Consumers who can’t afford to buy major medical coverage, or simply don’t want to, can apply for individual mandate exemptions.

Officials at the Centers for Medicare & Medicaid Services explain the Patient Protection and Affordable Care Act individual mandate exemption process in a guide aimed at “in person assisters” – people who help consumers sign up for public exchange plan coverage and use it.

PPACA requires most with incomes over a certain level to have “minimum essential coverage” or else pay a penalty for each month they don’t.

In practice, for 2014, most of those affected who earn enough to be subject to the penalty will pay an amount equal to 1 percent of income, ranging from a minimum of $95 per adult and $47.50 per child for the full year, according to the Tax Policy Center.

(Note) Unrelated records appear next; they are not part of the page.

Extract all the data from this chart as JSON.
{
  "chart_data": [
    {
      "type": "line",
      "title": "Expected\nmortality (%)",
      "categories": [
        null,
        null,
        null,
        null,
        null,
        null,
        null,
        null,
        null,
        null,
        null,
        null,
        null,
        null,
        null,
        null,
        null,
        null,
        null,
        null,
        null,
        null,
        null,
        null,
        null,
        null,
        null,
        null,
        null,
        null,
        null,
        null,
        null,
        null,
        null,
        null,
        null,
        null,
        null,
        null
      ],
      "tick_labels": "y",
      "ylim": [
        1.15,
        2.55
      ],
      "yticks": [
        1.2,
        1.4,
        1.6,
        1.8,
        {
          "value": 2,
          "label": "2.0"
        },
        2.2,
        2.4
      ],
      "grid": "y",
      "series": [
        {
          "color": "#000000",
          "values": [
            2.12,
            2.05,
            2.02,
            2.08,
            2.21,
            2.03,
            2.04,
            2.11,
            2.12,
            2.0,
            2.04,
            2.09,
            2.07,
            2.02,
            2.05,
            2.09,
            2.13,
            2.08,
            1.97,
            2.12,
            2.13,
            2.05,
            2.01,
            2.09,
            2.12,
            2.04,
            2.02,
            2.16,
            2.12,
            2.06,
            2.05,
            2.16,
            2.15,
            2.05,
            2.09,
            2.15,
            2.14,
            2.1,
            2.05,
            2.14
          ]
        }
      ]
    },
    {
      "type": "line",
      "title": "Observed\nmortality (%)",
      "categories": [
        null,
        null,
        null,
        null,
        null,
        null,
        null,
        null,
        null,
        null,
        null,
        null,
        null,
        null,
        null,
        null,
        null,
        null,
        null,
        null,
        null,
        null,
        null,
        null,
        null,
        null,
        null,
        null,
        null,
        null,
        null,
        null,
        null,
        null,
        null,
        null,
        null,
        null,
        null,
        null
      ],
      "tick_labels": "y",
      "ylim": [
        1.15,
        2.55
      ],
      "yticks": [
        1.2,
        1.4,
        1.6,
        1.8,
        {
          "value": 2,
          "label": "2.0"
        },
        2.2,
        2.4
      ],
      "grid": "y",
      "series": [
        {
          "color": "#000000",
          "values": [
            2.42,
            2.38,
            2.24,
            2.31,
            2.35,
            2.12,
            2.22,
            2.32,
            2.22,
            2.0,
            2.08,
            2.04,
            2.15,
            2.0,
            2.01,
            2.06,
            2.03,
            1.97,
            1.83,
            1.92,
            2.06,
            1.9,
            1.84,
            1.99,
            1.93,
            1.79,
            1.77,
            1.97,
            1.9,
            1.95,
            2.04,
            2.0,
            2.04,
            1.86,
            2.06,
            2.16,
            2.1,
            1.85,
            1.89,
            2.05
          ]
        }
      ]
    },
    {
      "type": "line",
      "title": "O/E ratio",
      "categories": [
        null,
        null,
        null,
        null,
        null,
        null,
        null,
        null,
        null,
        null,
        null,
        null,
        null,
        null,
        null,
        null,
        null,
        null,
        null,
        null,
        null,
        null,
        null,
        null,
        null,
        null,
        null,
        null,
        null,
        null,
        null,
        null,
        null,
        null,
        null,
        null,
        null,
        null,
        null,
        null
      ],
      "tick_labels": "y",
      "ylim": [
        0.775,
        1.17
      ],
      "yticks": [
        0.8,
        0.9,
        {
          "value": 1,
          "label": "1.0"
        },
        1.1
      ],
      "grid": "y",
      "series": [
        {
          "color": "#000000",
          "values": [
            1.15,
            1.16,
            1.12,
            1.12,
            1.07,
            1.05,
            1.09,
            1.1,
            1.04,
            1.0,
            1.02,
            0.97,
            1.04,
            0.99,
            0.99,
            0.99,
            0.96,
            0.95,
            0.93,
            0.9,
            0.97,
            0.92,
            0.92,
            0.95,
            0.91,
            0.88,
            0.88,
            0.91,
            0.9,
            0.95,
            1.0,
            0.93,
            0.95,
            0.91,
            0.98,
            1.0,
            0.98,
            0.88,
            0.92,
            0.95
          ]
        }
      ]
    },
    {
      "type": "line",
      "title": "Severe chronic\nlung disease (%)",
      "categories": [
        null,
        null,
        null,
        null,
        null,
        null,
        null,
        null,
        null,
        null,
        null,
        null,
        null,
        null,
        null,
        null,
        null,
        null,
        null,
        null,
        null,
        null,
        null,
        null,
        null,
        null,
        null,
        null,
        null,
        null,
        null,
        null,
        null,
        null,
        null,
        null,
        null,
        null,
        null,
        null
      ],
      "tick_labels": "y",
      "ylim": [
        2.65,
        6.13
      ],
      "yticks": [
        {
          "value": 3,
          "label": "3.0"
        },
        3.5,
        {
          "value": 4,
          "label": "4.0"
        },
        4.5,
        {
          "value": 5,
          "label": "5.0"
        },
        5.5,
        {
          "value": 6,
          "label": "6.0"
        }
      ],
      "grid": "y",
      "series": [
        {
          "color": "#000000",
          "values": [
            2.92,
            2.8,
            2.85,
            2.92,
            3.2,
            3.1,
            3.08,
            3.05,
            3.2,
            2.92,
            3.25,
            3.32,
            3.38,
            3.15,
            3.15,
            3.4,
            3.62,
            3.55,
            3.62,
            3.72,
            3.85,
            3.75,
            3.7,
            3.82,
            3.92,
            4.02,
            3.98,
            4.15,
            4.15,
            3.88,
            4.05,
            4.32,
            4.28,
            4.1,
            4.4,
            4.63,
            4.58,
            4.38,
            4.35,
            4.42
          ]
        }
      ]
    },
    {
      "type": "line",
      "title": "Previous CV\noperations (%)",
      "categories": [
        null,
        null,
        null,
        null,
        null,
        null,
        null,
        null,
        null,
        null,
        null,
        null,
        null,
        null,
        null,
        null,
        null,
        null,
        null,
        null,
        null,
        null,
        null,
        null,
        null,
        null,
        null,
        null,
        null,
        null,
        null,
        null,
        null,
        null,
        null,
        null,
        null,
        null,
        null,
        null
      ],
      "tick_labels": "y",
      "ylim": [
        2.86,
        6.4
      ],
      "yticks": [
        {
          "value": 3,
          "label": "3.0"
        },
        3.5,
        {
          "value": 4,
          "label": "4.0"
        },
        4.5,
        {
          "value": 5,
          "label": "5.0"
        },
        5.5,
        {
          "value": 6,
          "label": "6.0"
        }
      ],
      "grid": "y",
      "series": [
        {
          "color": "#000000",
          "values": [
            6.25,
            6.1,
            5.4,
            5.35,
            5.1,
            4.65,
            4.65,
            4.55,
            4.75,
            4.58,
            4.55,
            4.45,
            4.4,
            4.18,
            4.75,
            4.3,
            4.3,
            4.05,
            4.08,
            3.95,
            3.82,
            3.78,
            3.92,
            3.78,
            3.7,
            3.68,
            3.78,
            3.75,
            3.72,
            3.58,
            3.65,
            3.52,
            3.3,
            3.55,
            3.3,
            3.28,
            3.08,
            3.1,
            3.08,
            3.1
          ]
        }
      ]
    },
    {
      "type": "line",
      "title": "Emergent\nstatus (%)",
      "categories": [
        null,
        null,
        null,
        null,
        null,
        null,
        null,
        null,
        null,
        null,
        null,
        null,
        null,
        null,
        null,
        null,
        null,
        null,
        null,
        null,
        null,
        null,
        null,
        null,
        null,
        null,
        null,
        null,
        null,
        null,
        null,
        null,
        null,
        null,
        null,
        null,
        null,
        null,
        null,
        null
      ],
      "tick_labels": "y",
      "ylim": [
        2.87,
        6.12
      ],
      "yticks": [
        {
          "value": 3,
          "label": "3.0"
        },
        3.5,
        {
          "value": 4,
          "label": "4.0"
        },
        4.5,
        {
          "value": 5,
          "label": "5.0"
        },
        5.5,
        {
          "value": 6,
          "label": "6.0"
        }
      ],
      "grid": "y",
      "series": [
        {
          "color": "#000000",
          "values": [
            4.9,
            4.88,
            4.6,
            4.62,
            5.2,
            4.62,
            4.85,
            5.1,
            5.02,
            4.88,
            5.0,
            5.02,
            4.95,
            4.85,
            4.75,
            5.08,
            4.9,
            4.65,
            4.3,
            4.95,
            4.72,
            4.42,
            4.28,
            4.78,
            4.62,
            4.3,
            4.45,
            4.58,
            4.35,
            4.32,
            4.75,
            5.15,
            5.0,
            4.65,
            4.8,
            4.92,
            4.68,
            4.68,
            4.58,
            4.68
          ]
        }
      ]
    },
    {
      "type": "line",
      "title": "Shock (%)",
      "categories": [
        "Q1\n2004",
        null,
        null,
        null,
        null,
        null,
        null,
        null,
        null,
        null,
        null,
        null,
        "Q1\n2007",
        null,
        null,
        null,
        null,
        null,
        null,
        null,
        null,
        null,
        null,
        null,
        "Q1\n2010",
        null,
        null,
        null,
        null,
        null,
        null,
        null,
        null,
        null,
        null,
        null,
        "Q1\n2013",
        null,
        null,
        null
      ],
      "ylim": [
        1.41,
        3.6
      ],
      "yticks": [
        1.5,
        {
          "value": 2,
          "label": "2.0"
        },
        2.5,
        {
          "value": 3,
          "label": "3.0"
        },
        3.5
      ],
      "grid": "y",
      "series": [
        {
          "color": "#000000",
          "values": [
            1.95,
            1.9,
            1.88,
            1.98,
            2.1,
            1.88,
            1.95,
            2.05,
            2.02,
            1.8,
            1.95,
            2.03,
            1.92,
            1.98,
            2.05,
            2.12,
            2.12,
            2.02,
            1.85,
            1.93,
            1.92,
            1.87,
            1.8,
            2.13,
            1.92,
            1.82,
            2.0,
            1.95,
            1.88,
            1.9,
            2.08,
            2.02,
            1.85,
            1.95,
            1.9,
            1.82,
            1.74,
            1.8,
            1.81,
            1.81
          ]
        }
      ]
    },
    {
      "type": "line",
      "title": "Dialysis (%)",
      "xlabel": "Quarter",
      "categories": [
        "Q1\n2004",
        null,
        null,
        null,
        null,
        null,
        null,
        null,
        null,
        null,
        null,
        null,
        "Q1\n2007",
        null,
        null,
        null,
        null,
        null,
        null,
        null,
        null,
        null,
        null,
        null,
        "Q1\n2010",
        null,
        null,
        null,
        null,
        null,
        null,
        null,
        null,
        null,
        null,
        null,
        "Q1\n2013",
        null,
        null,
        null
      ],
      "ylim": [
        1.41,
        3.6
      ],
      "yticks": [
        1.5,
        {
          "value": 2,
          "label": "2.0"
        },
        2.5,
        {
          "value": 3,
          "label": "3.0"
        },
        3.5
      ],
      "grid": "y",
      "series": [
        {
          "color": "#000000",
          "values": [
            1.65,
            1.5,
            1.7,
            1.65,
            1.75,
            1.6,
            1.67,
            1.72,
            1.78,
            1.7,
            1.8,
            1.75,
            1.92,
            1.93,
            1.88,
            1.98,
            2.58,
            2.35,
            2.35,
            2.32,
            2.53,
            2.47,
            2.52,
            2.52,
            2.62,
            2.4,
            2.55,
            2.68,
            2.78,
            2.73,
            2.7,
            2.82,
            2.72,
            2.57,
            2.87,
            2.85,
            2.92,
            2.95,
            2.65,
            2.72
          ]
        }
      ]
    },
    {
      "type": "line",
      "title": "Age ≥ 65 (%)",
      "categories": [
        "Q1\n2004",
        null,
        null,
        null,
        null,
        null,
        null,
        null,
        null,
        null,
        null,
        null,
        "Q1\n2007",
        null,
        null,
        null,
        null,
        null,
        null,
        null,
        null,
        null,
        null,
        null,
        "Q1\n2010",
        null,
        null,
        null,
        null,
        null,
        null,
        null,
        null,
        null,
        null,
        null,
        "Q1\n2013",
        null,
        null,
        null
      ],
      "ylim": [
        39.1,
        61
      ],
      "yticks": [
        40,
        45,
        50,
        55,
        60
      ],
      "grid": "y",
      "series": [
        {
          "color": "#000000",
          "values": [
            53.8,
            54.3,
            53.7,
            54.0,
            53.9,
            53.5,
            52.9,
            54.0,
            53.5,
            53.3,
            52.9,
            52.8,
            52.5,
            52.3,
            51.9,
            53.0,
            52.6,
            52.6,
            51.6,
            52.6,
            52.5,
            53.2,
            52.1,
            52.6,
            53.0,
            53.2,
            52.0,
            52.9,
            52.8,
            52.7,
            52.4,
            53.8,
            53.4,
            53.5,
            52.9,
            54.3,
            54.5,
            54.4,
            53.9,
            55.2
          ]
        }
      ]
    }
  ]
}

The 2014 annual maximum penalty will be $3,600 (the national average cost of bronze-level exchange coverage) per affected adult and $1,900 per affected child.

PPACA caps the penalty for large families.

PPACA also indexes the penalty amounts for inflation.

In 2016, the annual minimum will rise to $695 per adult and $347.50 per child. The maximum will rise to $4,045 per adult and $2,135 per child.

In 2014, a single, uninsured, childless adult with an income of $60,000 might owe a penalty of $499. A single, childless adult with an income of $375,000 might owe the $3,600 maximum.

In the guide, CMS officials list the many types of exemptions, such as for members of federally recognized Indian tribes; people who have short gaps in coverage; and those who can’t find coverage that meets federal affordability standards.